A volte nel periodo estivo, li tenevo assieme nell'appartamento dove abito adesso.
Allora era vuoto e i due cani, che all’esterno giocavano pacificamente, appena entravo in casa, se le davano di santa ragione. Dovevo intervenire per separarli, erano gelosi l’un dell’altro e del territorio che occupavano.
Gli ero molto affezionato ed anche lui, come Righel, mi è rimasto nel cuore.
All’inizio, gli incontri con le persone che volevano consigli sui cani, avvenivano nel cortile di casa. Non avevo nemmeno i soldi per comprare un rotolo di rete per recintare lo spazio dove poter lavorare con i cani. Non c’era l’associazione, ma poiché si era diffusa la voce che con i cani ci sapevo fare, le persone intervenivano fiduciose per ricevere alcuni consigli. Ricordo con affetto il dottor Carlo Calabrese che aveva un Rottweiler di nome Brutus, Francesco Miranda di Sant’Anastasia, Pasquale Piccolo col figlio Salvatore che aveva un bel pastore tedesco di colore nero, il meccanico Natalino di Santa Maria del Pozzo, loro sono stati i primi amici a partecipare agli incontri per educare i propri cani.
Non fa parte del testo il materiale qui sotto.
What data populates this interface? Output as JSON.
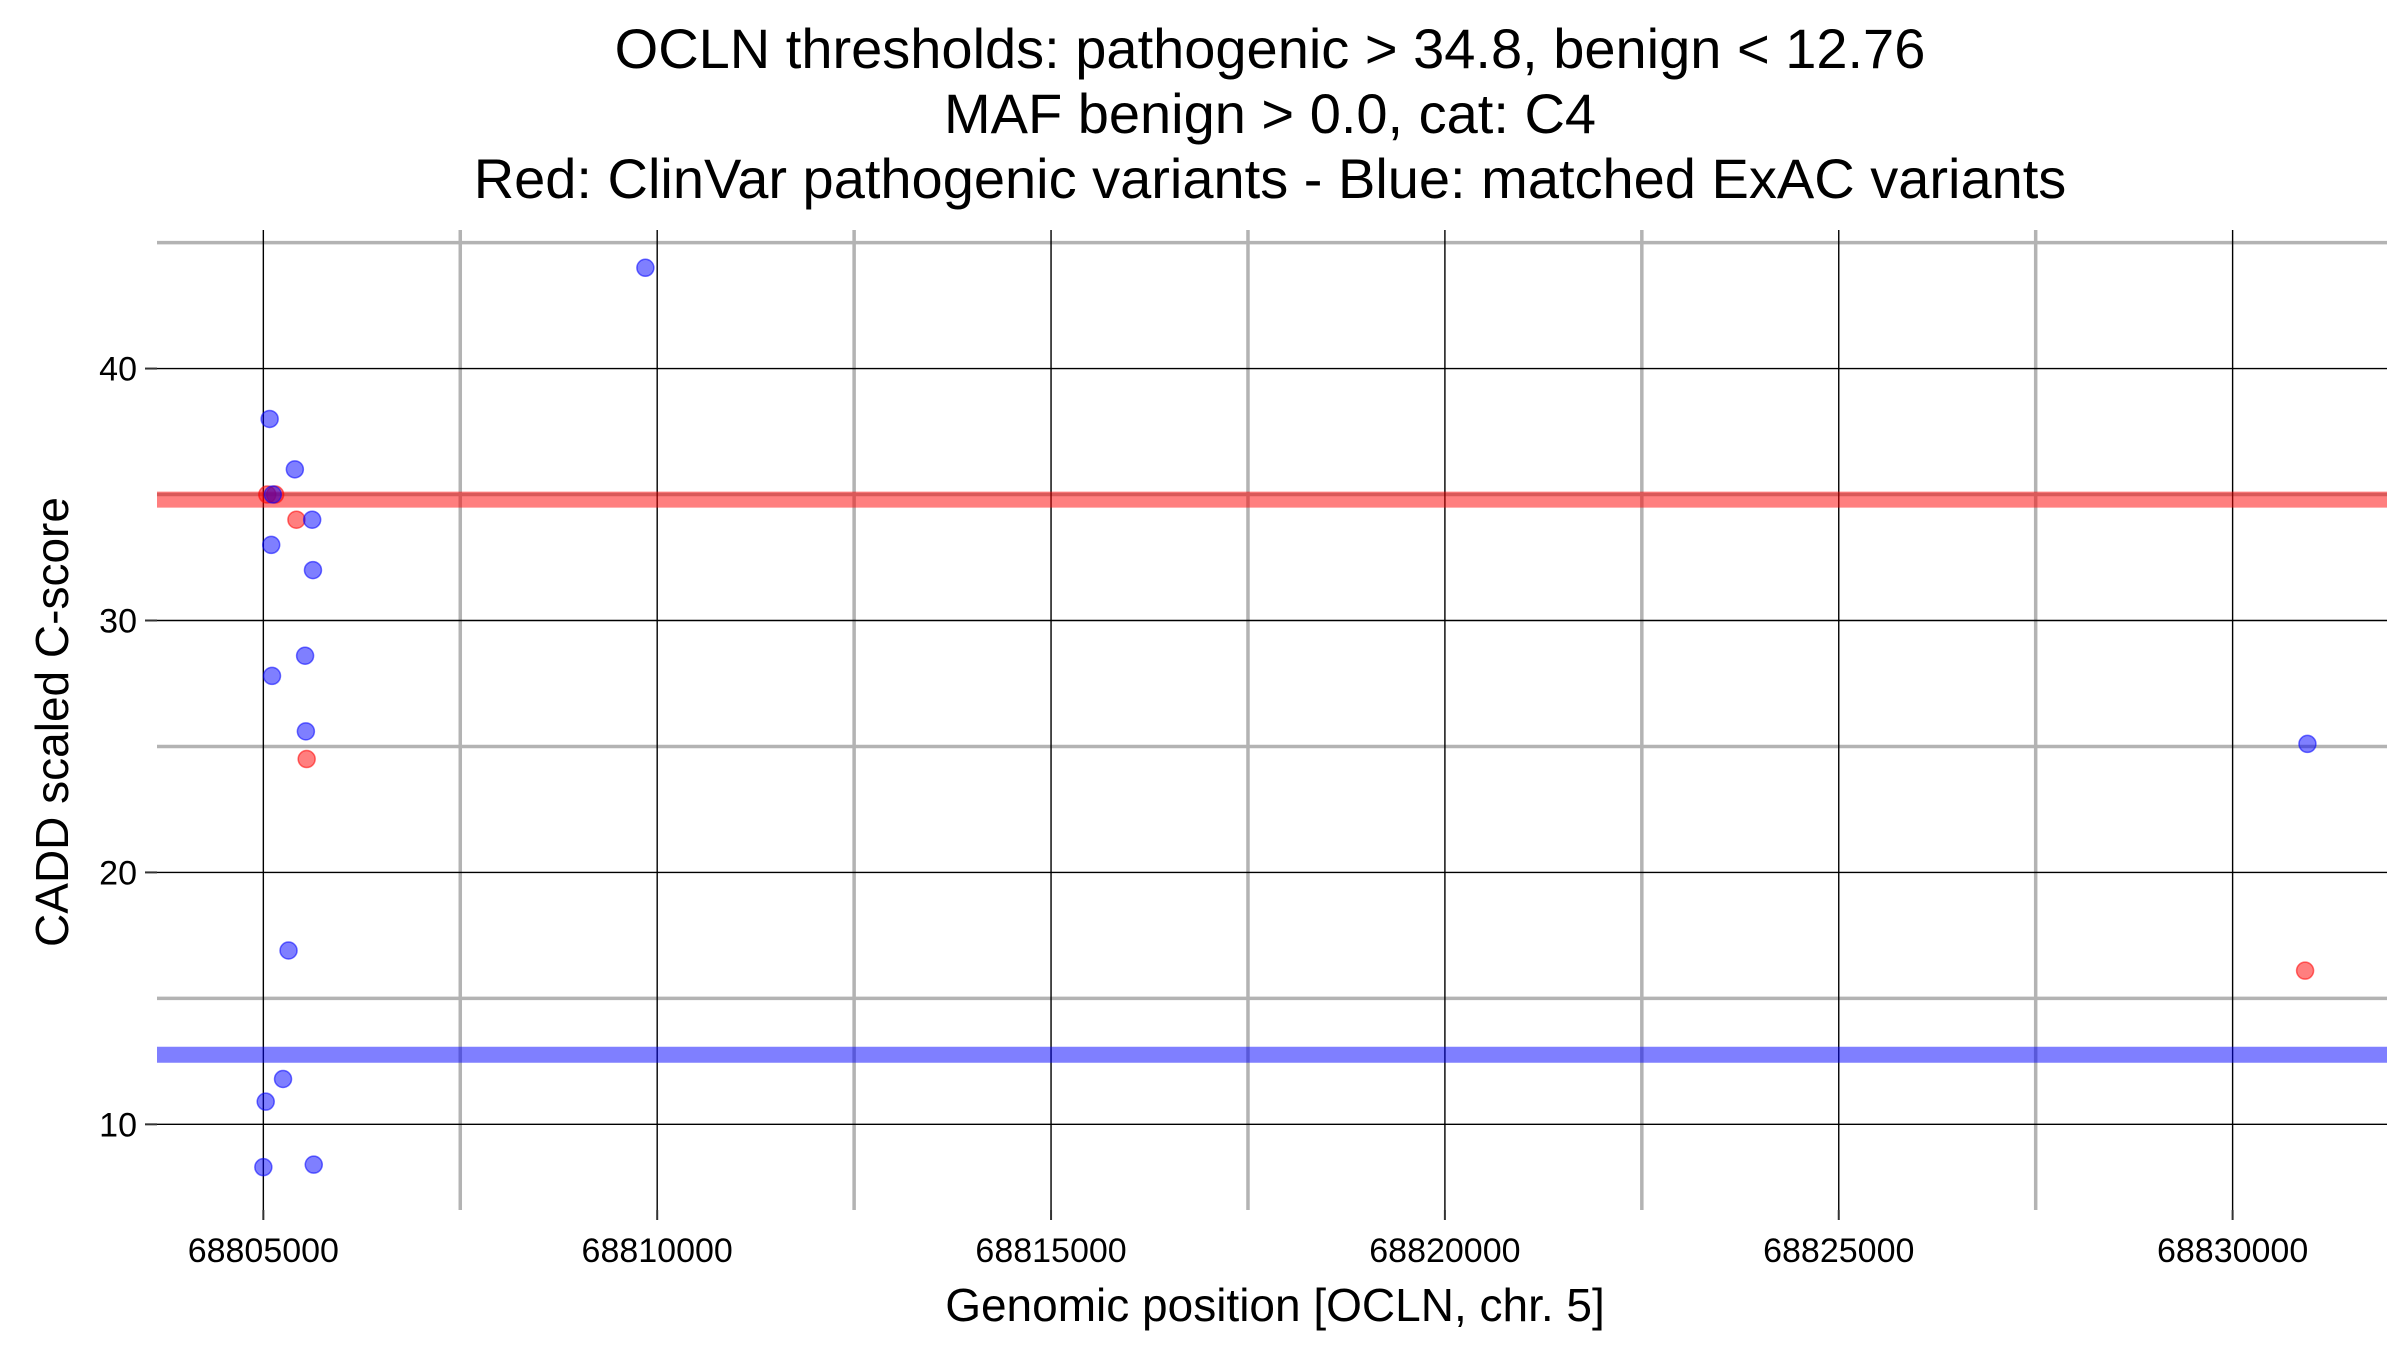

Un altro caro ricordo è legato ad un gatto: Poldo Strisciato Scocciante Affascinante Esposito, già tutti questi appellativi lo rendevano quasi nobiliare!
“Poldo” era il suo nome; Strisciato perché era tutto rosso con striature più scure; “Scocciante” perché era uno scocciatore unico, in continuazione veniva accanto per chiedere coccole o fare le fusa; “Affascinante” perché era il gatto più ammaliante che ci potesse essere (mamma e mia sorella ne erano letteralmente innamorate!); “Esposito”è il cognome di famiglia.
Aveva imparato ad aprire la porta, usciva per i suoi bisogni o per cacciare animali. Puntualmente lasciava i suoi trofei sull’uscio di casa: topi, lucertole, uccelli, rospi.
Erano le sue prede che voleva condividere con noi, la sua famiglia.
Saltava sulla maniglia ed apriva la porta. Il nostro “Chi è, chi è?” echeggiava nella stanza e lui orgoglioso muoveva la sua coda e fiero si accovacciava vicino al camino.
Quei momenti dolcissimi sono rimasti nella mia mente e mi hanno lasciato un ricordo meraviglioso che voglio condividere con voi.
La mia esperienza professionale, legata a molti anni di duro lavoro nel mondo della cinofilia, nasce in maniera semplice, con passione ed amore verso gli animali.
Ci ho tenuto a scrivere la mia storia di “Lell che parla coi cani” e di Righel divenuto leggenda, perché fanno parte del mio passato che non potevo tenere solo per me.
Vivendo con Righel ho imparato tanto, in effetti ho imparato le basi di un buon educatore cinofilo. I cani, come tutti gli altri animali, vanno rispettati, noi non possiamo pretendere che loro pensino come noi, ma noi dobbiamo pretendere di pensare come loro. L’allenamento deve essere costante, paziente e attento. Bisogna essere in sintonia con i cani, ma allo stesso tempo forti e determinati.
Il mio lavoro è subdolo, pieno di insidie, ma allo stesso tempo gratificante e naturalistico. Mi ritengo fortunato di avere oggi tanti soci che mi sostengono e che affidano i loro pelosi al mio operato, ma il grazie più grande lo devo al mio amico RIGHEL che mi ha dato amore e compagnia incondizionati!